Dr Labode said the university’s challenges were not by any chance different to any other tertiary institutions adding that they had similar challenges further arguing that the university had just been a victim. She said all youths between the ages of 16 and 24 years were at higher risk of getting HIV.
“Your challenges are the same as those that are faced by youths of your age groups elsewhere in the country and MSU is not worse off than any other University in the country.
“Statistics show us that HIV prevalence is high among youths of 16 to 24 age groups, so it is a national problem,” she said.
“NUST, UZ and other tertiary institutions are also facing challenges such as abortions, s*x work and all. This is a nationwide problem which has only been worsened by the economic challenges that the country is facing.
“I’m afraid this stigmatization due to the negative publicity will only see students not getting tested as they fear that the statistics will be recorded and reported, a move which can impede on the ending AIDS goal.
“Remove the MUS hat and wear the I’m a girl or a boy in Zimbabwe whose challenges are not different from your peers.”
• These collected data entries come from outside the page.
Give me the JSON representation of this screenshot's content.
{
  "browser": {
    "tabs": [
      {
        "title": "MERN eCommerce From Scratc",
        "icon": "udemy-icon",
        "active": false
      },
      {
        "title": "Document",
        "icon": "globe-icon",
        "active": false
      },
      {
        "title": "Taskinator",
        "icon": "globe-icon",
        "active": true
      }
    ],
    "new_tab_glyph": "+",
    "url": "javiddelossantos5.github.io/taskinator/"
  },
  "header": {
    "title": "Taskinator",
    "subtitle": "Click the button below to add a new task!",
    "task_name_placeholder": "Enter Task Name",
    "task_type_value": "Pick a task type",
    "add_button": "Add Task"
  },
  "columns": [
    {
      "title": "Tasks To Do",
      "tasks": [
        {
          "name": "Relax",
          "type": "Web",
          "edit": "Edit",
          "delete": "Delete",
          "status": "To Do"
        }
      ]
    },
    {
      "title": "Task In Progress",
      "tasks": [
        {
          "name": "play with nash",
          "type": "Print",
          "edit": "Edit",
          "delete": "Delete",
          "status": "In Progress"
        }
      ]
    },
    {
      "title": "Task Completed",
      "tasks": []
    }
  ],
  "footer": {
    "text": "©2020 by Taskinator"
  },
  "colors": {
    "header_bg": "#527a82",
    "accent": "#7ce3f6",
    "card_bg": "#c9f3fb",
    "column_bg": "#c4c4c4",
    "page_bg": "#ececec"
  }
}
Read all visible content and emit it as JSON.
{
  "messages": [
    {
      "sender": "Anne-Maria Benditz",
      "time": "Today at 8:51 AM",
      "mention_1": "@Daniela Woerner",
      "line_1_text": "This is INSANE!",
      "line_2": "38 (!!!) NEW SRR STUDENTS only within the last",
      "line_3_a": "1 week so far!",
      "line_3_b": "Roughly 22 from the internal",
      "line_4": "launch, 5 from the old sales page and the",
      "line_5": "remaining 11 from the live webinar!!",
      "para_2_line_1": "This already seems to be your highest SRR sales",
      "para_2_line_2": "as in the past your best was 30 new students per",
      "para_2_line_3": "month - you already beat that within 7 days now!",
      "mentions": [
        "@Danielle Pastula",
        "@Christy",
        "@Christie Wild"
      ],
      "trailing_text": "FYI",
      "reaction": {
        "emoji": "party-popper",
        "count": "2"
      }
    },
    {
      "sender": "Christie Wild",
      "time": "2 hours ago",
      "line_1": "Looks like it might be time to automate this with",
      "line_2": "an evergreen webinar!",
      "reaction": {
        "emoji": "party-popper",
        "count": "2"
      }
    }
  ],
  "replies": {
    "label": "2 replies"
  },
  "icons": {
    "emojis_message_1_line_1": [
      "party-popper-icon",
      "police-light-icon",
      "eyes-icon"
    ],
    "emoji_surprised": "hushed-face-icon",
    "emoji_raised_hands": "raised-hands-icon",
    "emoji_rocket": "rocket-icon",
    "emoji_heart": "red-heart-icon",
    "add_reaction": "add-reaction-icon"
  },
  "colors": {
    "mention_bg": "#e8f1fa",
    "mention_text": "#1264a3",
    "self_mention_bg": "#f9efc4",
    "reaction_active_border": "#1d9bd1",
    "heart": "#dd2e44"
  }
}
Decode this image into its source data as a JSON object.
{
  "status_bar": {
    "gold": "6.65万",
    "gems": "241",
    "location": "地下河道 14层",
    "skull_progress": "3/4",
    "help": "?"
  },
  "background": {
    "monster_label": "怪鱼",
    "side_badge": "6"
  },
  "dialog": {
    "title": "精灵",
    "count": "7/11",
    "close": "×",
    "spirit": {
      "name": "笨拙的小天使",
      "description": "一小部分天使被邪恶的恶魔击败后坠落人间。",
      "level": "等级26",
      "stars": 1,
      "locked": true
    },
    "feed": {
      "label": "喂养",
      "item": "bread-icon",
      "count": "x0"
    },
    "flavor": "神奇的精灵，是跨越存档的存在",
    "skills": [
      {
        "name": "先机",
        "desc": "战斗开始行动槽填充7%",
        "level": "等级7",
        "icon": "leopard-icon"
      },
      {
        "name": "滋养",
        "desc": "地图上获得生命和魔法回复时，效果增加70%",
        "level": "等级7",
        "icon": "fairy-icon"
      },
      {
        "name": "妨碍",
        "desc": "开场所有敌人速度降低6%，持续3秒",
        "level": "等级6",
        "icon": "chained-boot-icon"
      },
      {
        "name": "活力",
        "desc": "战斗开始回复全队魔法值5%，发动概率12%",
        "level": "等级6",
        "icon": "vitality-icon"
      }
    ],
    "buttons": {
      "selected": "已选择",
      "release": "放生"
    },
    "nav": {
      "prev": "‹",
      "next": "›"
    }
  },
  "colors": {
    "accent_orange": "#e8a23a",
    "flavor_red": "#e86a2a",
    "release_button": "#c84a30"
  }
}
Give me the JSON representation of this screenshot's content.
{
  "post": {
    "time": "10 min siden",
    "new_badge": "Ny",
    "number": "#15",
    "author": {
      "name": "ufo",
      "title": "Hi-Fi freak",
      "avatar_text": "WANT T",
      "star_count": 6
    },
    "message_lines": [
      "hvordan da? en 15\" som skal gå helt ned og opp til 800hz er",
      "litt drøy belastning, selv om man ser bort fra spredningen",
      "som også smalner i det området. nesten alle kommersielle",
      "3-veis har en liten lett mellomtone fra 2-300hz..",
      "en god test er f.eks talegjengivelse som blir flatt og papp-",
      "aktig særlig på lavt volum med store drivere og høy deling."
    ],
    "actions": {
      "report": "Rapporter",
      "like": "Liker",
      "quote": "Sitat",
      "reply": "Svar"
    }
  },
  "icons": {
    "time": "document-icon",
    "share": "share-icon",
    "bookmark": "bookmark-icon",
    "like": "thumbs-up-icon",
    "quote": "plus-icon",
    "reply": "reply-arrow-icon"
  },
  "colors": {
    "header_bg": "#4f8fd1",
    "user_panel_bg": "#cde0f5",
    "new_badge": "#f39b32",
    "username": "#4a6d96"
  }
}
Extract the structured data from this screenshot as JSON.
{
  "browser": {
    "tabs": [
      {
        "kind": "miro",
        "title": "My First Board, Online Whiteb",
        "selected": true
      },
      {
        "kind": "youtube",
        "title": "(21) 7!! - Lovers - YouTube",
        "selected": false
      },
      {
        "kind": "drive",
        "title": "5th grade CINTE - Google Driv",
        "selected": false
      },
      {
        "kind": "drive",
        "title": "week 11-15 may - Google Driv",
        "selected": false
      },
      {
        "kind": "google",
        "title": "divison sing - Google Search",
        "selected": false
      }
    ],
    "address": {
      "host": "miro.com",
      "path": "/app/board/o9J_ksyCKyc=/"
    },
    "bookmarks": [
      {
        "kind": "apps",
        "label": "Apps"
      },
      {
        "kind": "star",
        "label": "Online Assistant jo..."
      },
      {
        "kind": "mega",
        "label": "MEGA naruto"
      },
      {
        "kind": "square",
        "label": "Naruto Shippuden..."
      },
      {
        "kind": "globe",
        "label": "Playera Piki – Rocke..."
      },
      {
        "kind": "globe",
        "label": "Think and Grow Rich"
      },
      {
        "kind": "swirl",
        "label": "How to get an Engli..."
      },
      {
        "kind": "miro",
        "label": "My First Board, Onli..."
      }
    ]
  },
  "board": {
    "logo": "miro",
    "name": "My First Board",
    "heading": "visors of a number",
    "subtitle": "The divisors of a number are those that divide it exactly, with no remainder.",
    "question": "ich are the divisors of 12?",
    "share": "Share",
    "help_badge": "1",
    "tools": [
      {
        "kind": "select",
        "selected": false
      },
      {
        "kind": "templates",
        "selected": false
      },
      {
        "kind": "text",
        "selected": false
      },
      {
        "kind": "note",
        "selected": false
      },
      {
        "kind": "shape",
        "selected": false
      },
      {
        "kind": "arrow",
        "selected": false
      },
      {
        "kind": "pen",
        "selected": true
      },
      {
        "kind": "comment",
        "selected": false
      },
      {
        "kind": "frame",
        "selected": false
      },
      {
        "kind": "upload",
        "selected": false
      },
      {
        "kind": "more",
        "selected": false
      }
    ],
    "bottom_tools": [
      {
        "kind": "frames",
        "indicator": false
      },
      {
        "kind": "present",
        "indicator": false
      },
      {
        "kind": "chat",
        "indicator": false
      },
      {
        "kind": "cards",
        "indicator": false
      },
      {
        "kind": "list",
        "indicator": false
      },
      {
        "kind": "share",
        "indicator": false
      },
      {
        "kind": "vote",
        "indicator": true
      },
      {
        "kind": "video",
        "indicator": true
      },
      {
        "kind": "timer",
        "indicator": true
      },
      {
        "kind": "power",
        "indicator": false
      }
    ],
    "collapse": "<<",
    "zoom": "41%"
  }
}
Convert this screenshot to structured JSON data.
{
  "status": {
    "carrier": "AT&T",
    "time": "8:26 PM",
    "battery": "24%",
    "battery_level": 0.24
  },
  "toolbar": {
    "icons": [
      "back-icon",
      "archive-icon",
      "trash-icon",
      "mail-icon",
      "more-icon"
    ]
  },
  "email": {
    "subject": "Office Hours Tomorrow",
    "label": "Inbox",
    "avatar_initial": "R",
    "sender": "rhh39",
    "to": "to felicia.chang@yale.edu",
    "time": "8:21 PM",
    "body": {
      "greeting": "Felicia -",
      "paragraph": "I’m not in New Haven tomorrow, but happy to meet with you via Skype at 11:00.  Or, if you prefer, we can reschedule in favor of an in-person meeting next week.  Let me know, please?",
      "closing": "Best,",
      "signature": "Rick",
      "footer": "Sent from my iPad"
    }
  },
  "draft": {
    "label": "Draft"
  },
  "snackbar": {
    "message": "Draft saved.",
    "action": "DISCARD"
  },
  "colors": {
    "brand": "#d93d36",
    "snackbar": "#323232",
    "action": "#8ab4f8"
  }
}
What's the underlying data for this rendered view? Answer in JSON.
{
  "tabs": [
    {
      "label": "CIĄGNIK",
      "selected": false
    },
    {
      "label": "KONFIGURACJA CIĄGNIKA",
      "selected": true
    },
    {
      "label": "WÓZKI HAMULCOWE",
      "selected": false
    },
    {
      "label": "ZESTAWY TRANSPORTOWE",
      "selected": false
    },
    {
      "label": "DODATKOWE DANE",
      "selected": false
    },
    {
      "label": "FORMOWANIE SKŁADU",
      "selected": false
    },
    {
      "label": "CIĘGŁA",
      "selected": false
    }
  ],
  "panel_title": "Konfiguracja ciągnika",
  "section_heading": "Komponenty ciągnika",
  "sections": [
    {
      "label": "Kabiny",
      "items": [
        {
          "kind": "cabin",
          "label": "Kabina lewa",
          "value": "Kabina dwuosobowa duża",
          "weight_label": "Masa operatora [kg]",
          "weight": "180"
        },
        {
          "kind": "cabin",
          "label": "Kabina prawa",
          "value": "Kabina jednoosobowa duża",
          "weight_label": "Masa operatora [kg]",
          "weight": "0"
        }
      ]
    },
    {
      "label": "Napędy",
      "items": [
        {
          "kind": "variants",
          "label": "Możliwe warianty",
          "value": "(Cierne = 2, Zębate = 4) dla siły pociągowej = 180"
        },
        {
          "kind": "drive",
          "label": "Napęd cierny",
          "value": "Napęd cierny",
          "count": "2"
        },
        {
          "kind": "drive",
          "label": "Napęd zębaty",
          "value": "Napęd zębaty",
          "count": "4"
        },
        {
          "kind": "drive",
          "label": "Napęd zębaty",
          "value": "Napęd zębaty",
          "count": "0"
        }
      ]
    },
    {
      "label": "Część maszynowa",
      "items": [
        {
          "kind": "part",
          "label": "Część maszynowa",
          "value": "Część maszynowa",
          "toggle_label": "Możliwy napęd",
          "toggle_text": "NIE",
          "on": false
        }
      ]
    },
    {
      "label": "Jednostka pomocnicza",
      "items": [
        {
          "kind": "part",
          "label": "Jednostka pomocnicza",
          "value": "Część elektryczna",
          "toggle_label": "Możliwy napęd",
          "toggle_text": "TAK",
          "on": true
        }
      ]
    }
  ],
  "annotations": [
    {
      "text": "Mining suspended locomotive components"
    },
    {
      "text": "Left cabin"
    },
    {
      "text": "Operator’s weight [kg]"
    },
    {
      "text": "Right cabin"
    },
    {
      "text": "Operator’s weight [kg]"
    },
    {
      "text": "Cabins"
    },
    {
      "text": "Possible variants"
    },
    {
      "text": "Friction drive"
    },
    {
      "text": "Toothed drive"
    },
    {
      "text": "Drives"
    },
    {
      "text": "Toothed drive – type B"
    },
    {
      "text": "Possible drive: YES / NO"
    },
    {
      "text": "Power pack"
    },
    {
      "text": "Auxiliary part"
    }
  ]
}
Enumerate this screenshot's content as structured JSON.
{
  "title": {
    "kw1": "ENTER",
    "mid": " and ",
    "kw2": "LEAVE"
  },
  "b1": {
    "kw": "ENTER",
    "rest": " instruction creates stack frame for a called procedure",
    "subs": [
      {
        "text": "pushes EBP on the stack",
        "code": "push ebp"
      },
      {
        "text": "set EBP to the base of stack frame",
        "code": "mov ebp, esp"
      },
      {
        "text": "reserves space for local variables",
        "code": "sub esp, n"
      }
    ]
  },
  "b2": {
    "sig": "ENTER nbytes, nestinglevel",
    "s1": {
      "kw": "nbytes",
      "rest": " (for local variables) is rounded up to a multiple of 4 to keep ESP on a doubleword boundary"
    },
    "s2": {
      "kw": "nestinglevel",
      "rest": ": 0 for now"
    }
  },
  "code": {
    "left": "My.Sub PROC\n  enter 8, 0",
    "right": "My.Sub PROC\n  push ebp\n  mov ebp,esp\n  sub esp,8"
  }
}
Honourable Prince Sibanda who also sits in the same committee concurred that the challenges the students at Midlands State University faced were not different as he urged the tertiary institution’s clinic to offer friendly services to the young people if the country is to fast track the ending AIDS goal.
“Are you offering the students youth friendly services or you start lecturing them about being of lose morals when they present at the clinic. I’m a product of the MSU myself and I know that the services are not friendly at all.
“Stop lecturing these students and just counsel and give them youth friendly services. That is very crucial if we are to fast track the ending AIDS goal through the 90-90-90 targets,” he said.
The students who were in the meeting noted that the negative publicity was a cause of concern as they appealed to the law makers to help them address the issue where they have all been blanked as people with loose morals and possibility of a higher HIV prevalence rate had hindered their prospects of getting internships
Morality and possibility of a higher HIV prevalence rate hindered their prospects of getting internships as well as permanent employment.
“It seems employers prioritise students from other Universities when looking for attachment impacting negatively on our chances of getting employment because the general belief is that MSU students have loose morals.
“Even when these statistics on HIV and Aids are released we never get to hear of statistics from other Universities except those from MSU, this also promotes stigma among MSU students,” said one of the students.
MSU has the largest enrollment in the country with over 22 000 students studying through conventional, parallel, block release and visiting classes.
Tertiary students and youths between 16 and 24 years are among the key affected populations which the country’s HIV programmers are working closing with in HIV prevention, treatment and care programmes as they country seeks to fast track the end AIDS goal.